Rolling Stone: star rating
Community: star rating
5 3 0
October 8, 2003

When Joe Strummer was around to take for granted, most of his solo projects seemed sadly desultory: Strummer's passion was never in question, but his band the Mescaleros suggested a toy Clash with more world-music spice. In his unexpected absence, however, their 2001 second album, Global A Go-Go, sounds stronger, more plugged into current conundrums, even as his old bandmate Mick Jones' Big Audio Dynamite records keep getting harder to reach for.
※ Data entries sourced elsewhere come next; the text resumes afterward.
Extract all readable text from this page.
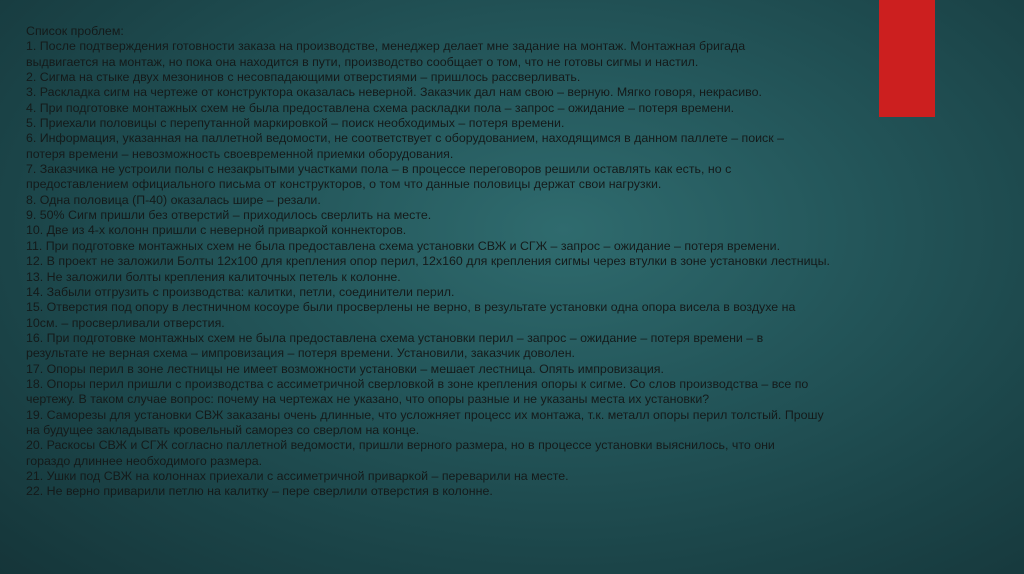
Список проблем:
1. После подтверждения готовности заказа на производстве, менеджер делает мне задание на монтаж. Монтажная бригада
выдвигается на монтаж, но пока она находится в пути, производство сообщает о том, что не готовы сигмы и настил.
2. Сигма на стыке двух мезонинов с несовпадающими отверстиями – пришлось рассверливать.
3. Раскладка сигм на чертеже от конструктора оказалась неверной. Заказчик дал нам свою – верную. Мягко говоря, некрасиво.
4. При подготовке монтажных схем не была предоставлена схема раскладки пола – запрос – ожидание – потеря времени.
5. Приехали половицы с перепутанной маркировкой – поиск необходимых – потеря времени.
6. Информация, указанная на паллетной ведомости, не соответствует с оборудованием, находящимся в данном паллете – поиск –
потеря времени – невозможность своевременной приемки оборудования.
7. Заказчика не устроили полы с незакрытыми участками пола – в процессе переговоров решили оставлять как есть, но с
предоставлением официального письма от конструкторов, о том что данные половицы держат свои нагрузки.
8. Одна половица (П-40) оказалась шире – резали.
9. 50% Сигм пришли без отверстий – приходилось сверлить на месте.
10. Две из 4-х колонн пришли с неверной приваркой коннекторов.
11. При подготовке монтажных схем не была предоставлена схема установки СВЖ и СГЖ – запрос – ожидание – потеря времени.
12. В проект не заложили Болты 12х100 для крепления опор перил, 12х160 для крепления сигмы через втулки в зоне установки лестницы.
13. Не заложили болты крепления калиточных петель к колонне.
14. Забыли отгрузить с производства: калитки, петли, соединители перил.
15. Отверстия под опору в лестничном косоуре были просверлены не верно, в результате установки одна опора висела в воздухе на
10см. – просверливали отверстия.
16. При подготовке монтажных схем не была предоставлена схема установки перил – запрос – ожидание – потеря времени – в
результате не верная схема – импровизация – потеря времени. Установили, заказчик доволен.
17. Опоры перил в зоне лестницы не имеет возможности установки – мешает лестница. Опять импровизация.
18. Опоры перил пришли с производства с ассиметричной сверловкой в зоне крепления опоры к сигме. Со слов производства – все по
чертежу. В таком случае вопрос: почему на чертежах не указано, что опоры разные и не указаны места их установки?
19. Саморезы для установки СВЖ заказаны очень длинные, что усложняет процесс их монтажа, т.к. металл опоры перил толстый. Прошу
на будущее закладывать кровельный саморез со сверлом на конце.
20. Раскосы СВЖ и СГЖ согласно паллетной ведомости, пришли верного размера, но в процессе установки выяснилось, что они
гораздо длиннее необходимого размера.
21. Ушки под СВЖ на колоннах приехали с ассиметричной приваркой – переварили на месте.
22. Не верно приварили петлю на калитку – пере сверлили отверстия в колонне.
Now, Mescaleros guitarist Scott Shields and keyboardist Martin Slattery have finished what amounts to Strummer's detailed sketch for the group's third release. Streetcore continues the band's lightly amplified muscular-acoustic sound. Because his restless, barbed self will never be back to shake us awake, it's almost more fun to hear Strummer spill his subconscious in numbers such as "Ramshackle Day Parade" (Marilyn Monroe meets William Burroughs meets U-Roy) than to partake in the sturdy romance-adventure yarn "Coma Girl." A few songs give you an honest-to-goodness pang: The cover of Bobby Charles' "Before I Grow Too Old" (here called "Silver and Gold") is about kissing life on the lips before it's too late. And Strummer wrote his own finest eulogy in "Long Shadow," a number intended — talk about pangs — for Johnny Cash: "If you put it all together, you didn't even once relent/You cast a long shadow, and that is your testament/Somewhere in my soul, there's always rock & roll."